The Easter holiday was a time of firsts for our family. On Good Friday my sister in the West of Scotland heard her first cuckoo of the year. It was calling from the hillside above the house where, three summers ago, we watched a large, very loud cuckoo chick being fed by its foster parents, a pair of meadow pipits.
Unlike in England, cuckoos are doing well in Scotland. Perhaps these northern birds take a different migration route, one less fraught with dangers, or it may be that there is less habitat loss with its consequent loss of host species. (However, I understand that one was seen on Addingham Moor on April 24).

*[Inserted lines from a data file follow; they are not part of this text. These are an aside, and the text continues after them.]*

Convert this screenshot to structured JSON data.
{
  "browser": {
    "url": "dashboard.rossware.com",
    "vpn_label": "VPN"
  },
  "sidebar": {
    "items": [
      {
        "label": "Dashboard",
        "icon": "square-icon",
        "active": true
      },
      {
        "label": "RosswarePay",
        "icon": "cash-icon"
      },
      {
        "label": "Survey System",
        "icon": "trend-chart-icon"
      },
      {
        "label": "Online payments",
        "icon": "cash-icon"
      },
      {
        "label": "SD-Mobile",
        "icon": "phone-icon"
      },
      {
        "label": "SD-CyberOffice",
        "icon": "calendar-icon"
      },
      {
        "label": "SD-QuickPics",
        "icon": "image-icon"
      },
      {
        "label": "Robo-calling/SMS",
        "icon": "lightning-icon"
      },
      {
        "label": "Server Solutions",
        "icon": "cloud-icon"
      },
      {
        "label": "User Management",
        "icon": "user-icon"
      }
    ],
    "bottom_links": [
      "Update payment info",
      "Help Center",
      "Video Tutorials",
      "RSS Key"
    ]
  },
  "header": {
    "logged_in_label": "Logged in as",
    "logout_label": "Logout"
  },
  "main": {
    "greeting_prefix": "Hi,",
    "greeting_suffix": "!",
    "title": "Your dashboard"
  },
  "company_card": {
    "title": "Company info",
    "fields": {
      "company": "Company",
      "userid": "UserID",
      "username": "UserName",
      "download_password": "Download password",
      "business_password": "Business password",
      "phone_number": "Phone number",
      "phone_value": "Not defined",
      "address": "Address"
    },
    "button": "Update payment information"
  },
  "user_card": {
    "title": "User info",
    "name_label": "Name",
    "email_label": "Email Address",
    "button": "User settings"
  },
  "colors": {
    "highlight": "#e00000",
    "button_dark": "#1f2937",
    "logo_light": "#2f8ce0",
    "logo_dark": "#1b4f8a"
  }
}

That weekend my stepson in Wales reported that a swallow had arrived on their smallholding and seemed to be sticking around. Perhaps a bird, or its offspring, from last year’s nest. Meanwhile, his younger brother had been taking close-up photos of a newly-fledged robin chick in his very modest-sized garden in Kettering. The parents had been feeding their nestlings on a diet supplemented with juicy mealworms and consequently were very confiding.
Not to be upstaged by all this news, my husband and I set out for our favourite walk along the Wharfe from Barden Bridge. The little wood below the Tower is really good warbler habitat and, sure enough, we heard blackcaps singing lustily from the low bushes and bramble scrub, and spotted a mistle thrush just settling on its nest in the fork of an alder. There were other treats in store. As the footpath leaves the wood, the high banks of the river are pocked with small holes – the nesting sites of sand martins.
These small cousins of swallows and house martins are usually the first of their kin to arrive from Africa, generally in late March, – and there they were skimming over the water and then wheeling off over the fields. It’s amazing that they still use this site, as footpaths on both sides of the river pass close by with their full complements of walkers and dogs. Indeed, I believe that the main colony has shifted up river to a quieter spot.
The river was particularly worth watching. A pair of grey wagtails, grey backed with brilliant yellow below, passed with characteristically looping flight and – grand finale – a slim common sandpiper dipped and pecked its way across the shingle.